Sure enough, when the researchers tested blood collected from people exposed to other coronaviruses, none had antibodies to the RBD of SARS-CoV-2.

UNC infectious diseases researcher Alena Markmann used the de Silva-Lakshmanane assay to analyze the plasma from the first 68 people who donated to UNC, up to three months after symptom onset. She found that 9 percent had undetectable levels of neutralizing antibodies, 35 percent had low levels, and 56 percent had levels within the proposed therapeutic range.

Part of UNC’s clinical convalescent plasma program includes storing plasma with lower amounts of neutralizing antibodies to study what else about plasma might make it helpful in the fight against SARS-CoV-2 and other infectious diseases.

It isn’t clear when Bartelt and colleagues will have results from the clinical studies, but they need more donors — recovered COVID-19 patients who are willing to donate and be screened.

UNC is not the only academic medical center trying to answer these questions, which is good because getting sufficient data would be impossible for just one institution. But UNC’s project runs the gamut — basic science lab assays, clinical studies, and randomized controlled clinical trials to answer many questions as fast as possible.

Plus, the diversity of expertise — from the infectious disease researchers to the virologists — found at Carolina is unbeatable, Bartelt stresses. “None of this could happen without our entire UNC team’s full efforts every day, every week.”

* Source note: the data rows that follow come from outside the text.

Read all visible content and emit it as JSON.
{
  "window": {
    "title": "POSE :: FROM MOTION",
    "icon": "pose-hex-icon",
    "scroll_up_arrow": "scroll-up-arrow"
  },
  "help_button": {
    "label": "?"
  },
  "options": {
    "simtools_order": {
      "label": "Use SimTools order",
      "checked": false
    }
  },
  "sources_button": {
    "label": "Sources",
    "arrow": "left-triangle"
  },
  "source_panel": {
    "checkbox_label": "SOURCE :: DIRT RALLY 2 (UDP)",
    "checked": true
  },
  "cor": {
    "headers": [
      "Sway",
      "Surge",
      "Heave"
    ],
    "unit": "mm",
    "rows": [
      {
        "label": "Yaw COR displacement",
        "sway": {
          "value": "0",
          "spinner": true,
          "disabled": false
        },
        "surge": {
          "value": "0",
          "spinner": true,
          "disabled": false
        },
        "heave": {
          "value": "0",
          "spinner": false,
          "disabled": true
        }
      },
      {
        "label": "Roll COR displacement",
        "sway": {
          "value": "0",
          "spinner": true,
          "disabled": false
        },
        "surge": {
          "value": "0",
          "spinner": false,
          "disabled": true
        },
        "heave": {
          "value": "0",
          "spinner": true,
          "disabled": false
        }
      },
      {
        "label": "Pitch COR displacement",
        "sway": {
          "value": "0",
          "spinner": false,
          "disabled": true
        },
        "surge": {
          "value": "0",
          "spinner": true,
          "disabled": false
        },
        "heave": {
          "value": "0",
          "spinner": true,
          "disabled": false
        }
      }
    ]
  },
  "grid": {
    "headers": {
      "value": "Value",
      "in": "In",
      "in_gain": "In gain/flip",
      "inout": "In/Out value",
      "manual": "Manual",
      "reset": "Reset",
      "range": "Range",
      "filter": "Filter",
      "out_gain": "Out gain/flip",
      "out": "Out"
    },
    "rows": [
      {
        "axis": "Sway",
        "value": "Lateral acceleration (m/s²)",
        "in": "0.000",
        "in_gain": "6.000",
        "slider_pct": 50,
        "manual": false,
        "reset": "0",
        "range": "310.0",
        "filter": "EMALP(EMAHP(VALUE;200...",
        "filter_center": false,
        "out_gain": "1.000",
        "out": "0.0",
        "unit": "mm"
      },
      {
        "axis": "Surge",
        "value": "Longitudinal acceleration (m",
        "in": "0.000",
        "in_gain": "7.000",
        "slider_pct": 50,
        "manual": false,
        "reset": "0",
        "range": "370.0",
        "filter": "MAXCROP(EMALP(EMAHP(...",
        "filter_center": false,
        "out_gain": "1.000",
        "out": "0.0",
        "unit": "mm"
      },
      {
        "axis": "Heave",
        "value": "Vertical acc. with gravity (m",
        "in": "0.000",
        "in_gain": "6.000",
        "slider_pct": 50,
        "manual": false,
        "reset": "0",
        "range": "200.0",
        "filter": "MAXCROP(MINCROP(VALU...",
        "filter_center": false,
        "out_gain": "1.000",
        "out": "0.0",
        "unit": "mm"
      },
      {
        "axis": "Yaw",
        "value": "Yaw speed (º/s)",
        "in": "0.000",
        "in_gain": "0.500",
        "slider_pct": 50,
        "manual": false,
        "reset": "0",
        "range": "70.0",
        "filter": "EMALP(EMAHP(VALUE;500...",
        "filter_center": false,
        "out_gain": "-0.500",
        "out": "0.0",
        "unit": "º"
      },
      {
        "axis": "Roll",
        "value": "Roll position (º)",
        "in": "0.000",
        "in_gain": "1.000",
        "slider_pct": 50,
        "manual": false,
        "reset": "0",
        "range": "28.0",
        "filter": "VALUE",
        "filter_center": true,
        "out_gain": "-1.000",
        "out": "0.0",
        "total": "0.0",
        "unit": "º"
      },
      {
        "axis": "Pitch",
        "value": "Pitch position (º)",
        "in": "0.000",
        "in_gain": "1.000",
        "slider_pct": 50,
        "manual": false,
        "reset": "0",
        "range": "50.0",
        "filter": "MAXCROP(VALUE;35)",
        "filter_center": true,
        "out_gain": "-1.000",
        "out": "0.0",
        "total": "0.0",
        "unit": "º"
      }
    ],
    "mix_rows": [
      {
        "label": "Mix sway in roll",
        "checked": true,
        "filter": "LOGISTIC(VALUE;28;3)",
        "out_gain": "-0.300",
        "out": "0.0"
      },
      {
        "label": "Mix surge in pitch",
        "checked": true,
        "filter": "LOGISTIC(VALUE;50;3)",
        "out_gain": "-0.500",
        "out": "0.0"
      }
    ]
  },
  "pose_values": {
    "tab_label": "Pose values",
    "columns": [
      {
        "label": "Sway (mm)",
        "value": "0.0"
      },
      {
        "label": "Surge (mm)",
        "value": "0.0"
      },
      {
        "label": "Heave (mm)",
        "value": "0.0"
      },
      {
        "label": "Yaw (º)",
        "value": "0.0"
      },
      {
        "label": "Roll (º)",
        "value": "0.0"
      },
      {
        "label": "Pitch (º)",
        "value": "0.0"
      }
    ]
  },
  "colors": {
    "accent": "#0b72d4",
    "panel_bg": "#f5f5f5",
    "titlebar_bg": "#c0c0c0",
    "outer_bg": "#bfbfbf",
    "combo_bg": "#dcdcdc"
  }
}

Luther Bartelt is an assistant professor in the Department of Medicine with the UNC School of Medicine. David Margolis is a professor of medicine, microbiology and immunology, epidemiology in the Department of Medicine within the UNC School of Medicine. He holds a joint appointment at the UNC Gillings School of Global Public Health and is also director of the UNC HIV Cure Center.

Ralph Baric is the William R. Kenan Distinguished Professor of Epidemiology within the UNC Gillings School of Global Public Health, with a joint appointment in the UNC Department of Microbiology and Immunology within the UNC School of Medicine.

Aravinda de Silva is professor in the Department of Microbiology and Immunology within the UNC School of Medicine. Prem Lakshmanane is a research assistant professor in the Department of Microbiology and Immunology within the UNC School of Medicine. Alena Markmann is a clinical fellow in the Division of Infectious Diseases within the UNC School of Medicine.